Voeckler: I believed I could win only five metres before the finish

“Early today I said to myself, ‘The breakaway can go and win the stage’… and I was confident but not too confident because there were many, many guys who are very strong. In the end, I believed I could win only five metres before the finish line. The last 500 metres was so hard that I was looking back; I saw [Jens] Voigt and [Luis] Sanchez and I thought it was over for me. It was very long, those final metres!
“You know, when you love something you have to give it all you can. For many years I’ve said that, for me, a good Tour de France is a Tour de France when you arrive in Paris and you can say to yourself that you have no regrets. Today I know that I can finish my Tour without regrets but that doesn’t mean that I’ll just stay in the peloton for the rest of the race.
“Two weeks before the start of the Tour de France, the Rud du Sud, I came to a halt and I had to abandon that race because of pain in my legs. I got in the car of one of our mechanics and I thought that, so close to the Tour, it wouldn’t be possible to make it to this race. I had eight days off the bike and it was most upsetting… but today I was where I wanted to be.
“When I saw the composition of the lead group, I thought it was interesting because the break was likely to survive and but because of the quality of the riders in the escape I had to assess my options. When I got into the lead on the Col du Grand Colombier there was a chance to grab the polka-dot jersey, I thought it would be better than nothing. But, of course I kept thinking about the stage win, even though I had pain in my legs.
“It was good to find some strength during the stage but towards the end, I was treated like the man to beat. Every time I sped, the others followed, and when someone attacked, I was the one to chase. So when [Dries] Devenyns attacked, I told them to go without me. On a flat stage, that would have been the moment that the race was over, and he would have gone to win. But there was a good climb to the finish, and my director Andy Flickinger told me to try something and make sure that I had no regrets. Otherwise, I might have succumbed.

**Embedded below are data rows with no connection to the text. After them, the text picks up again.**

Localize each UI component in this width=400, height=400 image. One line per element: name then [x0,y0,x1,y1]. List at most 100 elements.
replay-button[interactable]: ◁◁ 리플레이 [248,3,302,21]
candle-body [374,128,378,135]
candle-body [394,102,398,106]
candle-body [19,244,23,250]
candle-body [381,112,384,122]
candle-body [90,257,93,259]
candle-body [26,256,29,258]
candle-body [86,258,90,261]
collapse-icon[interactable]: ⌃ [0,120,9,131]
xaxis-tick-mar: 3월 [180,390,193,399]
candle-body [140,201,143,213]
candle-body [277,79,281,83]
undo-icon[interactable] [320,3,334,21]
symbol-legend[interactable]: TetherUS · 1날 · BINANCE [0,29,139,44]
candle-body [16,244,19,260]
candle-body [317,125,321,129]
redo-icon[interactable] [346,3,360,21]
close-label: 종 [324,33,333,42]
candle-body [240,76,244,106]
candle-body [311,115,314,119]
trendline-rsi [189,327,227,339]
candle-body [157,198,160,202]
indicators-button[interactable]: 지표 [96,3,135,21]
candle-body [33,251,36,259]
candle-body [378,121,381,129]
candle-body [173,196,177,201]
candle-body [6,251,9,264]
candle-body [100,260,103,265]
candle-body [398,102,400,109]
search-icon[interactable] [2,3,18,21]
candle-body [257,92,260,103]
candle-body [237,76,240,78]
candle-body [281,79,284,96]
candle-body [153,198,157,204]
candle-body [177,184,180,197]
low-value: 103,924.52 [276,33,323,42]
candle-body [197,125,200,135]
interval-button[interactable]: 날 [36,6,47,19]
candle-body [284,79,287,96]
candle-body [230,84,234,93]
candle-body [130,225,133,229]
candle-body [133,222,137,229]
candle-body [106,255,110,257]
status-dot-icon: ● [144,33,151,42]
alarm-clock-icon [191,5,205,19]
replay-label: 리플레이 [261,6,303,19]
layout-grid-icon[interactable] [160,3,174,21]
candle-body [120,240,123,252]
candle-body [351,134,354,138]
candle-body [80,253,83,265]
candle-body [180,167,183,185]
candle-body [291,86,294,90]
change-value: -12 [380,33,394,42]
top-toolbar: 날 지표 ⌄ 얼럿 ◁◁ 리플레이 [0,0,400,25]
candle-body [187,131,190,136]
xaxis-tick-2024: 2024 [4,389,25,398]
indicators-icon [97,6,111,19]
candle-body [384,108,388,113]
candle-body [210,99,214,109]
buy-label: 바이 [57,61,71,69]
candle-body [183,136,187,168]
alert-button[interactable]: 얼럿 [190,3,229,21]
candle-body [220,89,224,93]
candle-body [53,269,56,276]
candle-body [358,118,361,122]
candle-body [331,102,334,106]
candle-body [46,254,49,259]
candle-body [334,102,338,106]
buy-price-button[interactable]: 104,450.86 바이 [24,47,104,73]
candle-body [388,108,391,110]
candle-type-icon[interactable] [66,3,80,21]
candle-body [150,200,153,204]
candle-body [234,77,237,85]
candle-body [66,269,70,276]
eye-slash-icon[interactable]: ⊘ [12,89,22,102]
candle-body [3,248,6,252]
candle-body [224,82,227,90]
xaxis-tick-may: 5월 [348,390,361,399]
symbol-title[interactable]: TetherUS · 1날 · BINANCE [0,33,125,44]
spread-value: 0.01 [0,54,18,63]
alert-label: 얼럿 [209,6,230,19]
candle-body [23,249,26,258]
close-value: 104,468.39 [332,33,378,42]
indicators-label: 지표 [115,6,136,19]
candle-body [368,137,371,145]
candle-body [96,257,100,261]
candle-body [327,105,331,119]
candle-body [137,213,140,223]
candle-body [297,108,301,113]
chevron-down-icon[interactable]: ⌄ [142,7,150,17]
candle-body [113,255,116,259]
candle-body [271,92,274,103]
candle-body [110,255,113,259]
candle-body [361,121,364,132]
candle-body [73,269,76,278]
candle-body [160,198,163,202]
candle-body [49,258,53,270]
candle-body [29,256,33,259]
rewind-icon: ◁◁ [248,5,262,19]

“The polka dot jersey… ah, you can not compare it to the yellow jersey. But this morning I had no chance to take the yellow. I’ve already worn the polka-dot jersey twice before this Tour, but never so late in the race. I thought about ‘Chartix’ [Anthony Charteau] and how that got to Paris in 2010 with the polka-dot jersey. If it happened for him, I tell myself that I can also try. I will not let it go easily.”